Oltre al barreggiamento delle abitazioni abitate o lasciate dai palermitani infetti, in seguito anche sequestrate e sorvegliate, si mise in atto la sistemazione dei lazzaretti. Un luogo molto importante che fu individuato da Ingrassia fu il Castello della Cuba: ampio, spazioso e arieggiato riuscì ad ospitare oltre mille persone. Assieme alla costituzione di nove diversi lazzaretti sparsi per la Città, l’altra straordinaria intuizione fu la separazione in edifici diversi dei malati dai convalescenti. Coloro che erano in via di guarigione non dovevano assolutamente andare a contatto con gli infetti, vecchi e nuovi, per non rischiare una possibile “peste recidiva”.

A dicembre, nel bel mezzo dell’epidemia, fu deciso una sorta di lockdown.Più precisamente, venne chiesto da Ingrassia di «inserrare» per venti giorni donne e fanciulli sino ai dieci anni, impedendo loro di uscire di casa, di frequentare i luoghi sacri «con soddisfattione di tutti gli huomini, massimamente dei gelosi, benché a malgrado delle dette donne». Chiusa buona parte della popolazione in casa, un problema urgente fu quello delle carceri. Anche questo problema fu gestito in modo eccellente: fu disposta una prigione per gli infetti dentro il bastione della Porta di Termini, e un’altra per i sospetti.

Nel marzo 1576, pur essendo giunti allo scemare dell’emergenza, si manifestarono otto casi di infezione e altri cinque di febbre nelle carceri. Una volta isolati, a questi prigionieri «veggendosi quel luogo molto brutto, sozzo, et puzzolente», furono destinate le stanze a pianterreno di Palazzo Aiutamicristo. dotate di «ogni comodità, e di pozzo, e di gran pila per lavarsi, et anco di latrina per nettarsi tutti i loro escrementi».

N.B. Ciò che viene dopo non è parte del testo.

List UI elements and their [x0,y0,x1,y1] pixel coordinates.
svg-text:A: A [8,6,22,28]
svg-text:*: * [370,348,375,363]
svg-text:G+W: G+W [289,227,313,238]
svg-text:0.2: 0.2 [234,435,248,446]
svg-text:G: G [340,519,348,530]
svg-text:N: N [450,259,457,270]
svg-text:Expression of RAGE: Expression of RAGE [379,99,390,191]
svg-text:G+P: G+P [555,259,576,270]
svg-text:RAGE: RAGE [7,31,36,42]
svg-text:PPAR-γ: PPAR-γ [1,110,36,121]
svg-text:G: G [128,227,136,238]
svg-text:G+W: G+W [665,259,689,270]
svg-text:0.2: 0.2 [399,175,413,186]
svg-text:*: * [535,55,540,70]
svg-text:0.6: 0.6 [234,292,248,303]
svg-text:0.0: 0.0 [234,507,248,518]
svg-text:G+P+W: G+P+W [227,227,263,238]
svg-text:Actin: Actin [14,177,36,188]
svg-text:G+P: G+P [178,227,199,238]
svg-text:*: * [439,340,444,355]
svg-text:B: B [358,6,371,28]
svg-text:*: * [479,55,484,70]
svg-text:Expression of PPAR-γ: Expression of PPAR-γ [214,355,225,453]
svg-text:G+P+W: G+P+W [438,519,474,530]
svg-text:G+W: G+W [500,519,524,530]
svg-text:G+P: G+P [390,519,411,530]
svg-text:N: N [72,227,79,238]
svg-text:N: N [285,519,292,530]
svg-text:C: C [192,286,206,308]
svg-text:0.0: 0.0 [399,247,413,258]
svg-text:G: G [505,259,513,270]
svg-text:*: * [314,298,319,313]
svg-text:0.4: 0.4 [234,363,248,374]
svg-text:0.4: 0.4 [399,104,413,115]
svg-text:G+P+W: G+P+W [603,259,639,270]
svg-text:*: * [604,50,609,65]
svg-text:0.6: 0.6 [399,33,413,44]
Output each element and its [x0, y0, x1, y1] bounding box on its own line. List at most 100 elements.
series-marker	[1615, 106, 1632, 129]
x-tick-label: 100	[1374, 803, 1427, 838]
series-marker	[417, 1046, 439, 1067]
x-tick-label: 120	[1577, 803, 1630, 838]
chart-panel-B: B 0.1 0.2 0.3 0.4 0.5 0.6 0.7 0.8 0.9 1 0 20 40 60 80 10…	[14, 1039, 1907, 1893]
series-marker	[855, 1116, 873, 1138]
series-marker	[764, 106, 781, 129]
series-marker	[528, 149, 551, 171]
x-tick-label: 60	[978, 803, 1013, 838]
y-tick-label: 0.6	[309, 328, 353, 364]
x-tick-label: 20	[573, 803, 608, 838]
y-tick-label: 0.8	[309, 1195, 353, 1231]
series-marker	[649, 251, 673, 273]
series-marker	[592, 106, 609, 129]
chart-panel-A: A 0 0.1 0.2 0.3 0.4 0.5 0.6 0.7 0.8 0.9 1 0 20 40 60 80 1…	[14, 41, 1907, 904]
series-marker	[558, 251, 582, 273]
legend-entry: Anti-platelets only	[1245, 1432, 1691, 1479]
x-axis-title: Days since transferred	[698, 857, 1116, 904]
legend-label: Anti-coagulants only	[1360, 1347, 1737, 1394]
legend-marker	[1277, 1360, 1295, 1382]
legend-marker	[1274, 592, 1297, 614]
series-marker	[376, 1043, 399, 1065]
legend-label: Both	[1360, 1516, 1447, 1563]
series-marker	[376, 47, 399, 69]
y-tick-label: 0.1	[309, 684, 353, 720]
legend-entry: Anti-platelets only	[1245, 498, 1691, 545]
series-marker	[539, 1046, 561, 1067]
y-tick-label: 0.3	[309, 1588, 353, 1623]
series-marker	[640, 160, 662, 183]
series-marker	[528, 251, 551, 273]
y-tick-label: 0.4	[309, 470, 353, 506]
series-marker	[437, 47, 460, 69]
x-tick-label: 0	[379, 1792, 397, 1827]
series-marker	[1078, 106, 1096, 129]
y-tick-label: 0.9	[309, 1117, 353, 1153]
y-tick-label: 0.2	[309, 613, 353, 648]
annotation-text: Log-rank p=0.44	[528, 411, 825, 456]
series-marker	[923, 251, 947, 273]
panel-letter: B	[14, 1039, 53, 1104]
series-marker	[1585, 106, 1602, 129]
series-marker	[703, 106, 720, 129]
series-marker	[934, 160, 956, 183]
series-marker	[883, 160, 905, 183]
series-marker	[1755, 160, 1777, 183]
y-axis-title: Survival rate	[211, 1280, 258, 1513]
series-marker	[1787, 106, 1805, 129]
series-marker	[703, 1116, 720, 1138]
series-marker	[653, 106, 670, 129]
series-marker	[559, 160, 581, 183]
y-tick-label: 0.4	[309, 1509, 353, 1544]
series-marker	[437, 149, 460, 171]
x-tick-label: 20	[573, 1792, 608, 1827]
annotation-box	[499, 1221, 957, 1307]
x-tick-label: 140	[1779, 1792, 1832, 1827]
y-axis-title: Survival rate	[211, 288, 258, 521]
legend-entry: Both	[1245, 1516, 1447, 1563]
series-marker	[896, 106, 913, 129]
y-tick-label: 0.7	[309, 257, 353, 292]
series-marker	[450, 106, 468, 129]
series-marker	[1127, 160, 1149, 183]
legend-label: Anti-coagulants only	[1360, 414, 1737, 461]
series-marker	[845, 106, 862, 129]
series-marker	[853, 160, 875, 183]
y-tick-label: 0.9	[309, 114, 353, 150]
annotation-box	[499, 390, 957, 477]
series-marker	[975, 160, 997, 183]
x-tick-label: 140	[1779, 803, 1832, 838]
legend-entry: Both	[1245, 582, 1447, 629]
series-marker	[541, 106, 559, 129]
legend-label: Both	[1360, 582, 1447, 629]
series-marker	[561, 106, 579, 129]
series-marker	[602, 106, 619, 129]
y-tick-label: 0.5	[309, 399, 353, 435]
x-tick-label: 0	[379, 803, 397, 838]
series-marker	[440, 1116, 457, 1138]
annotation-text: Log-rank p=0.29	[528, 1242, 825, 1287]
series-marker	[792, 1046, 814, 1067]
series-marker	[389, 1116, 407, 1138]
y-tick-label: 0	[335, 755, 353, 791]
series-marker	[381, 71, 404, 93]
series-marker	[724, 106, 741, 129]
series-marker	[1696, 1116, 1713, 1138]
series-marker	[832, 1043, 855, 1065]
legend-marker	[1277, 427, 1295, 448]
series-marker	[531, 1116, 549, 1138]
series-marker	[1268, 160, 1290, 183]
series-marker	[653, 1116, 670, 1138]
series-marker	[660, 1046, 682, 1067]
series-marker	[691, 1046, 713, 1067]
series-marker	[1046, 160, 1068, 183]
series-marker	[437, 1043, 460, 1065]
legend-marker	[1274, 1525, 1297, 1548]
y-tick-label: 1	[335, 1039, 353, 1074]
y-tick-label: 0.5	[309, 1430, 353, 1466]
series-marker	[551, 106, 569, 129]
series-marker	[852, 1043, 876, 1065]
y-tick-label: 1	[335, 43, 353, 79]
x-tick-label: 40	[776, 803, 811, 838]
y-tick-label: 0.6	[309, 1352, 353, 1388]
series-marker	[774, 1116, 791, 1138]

Alla fine, nell’aprile del 1576, si contarono circa 3100 morti, su una popolazione stimata di circa 80 mila anime: una mortalità di circa il 4%. Ingrassia considerò orgogliosamente che altrove nel Regno era andata molto peggio: in altre città si ebbero fra «le cinque et seimila, et più», «per non haver quelli tanto ordine, né tanta forza, quanta fin qui si è osservata in questa Città». In effetti i dati siciliani dimostrarono una maggiore capacità di resistenza al morbo. A Venezia morirono oltre 46 mila persone su un numero di abitanti di circa 180.000 abitanti (l’incidenza del 25%). La mortalità a Milano, dove morirono oltre 17 mila persone su una popolazione di circa 95 mila anime, si aggirava intorno al 18%.

Simone de Wobreck, Palermo liberata dalla peste, 1576, Museo diocesano di Palermo

La purificazione dei lazzaretti, con i grandi roghi che eliminarono i letti e ogni cosa nelle strutture per i malati, furono l’epilogo di un incubo contenuto grazie al genio di Ingrassia e all’ottima gestione palermitana dell’emergenza. Fu una grande festa fatta di fiamme, canti e ringraziamenti a qualsivoglia causa ultraterrena della salvezza palermitana. Al borgo del Capo – dove si contarono la maggior parte delle vittime cittadine – fu cantato finalmente il Te Deum Laudamus fra le lacrime «per allegrezza del tempo presente, et pietosa memoria del passato».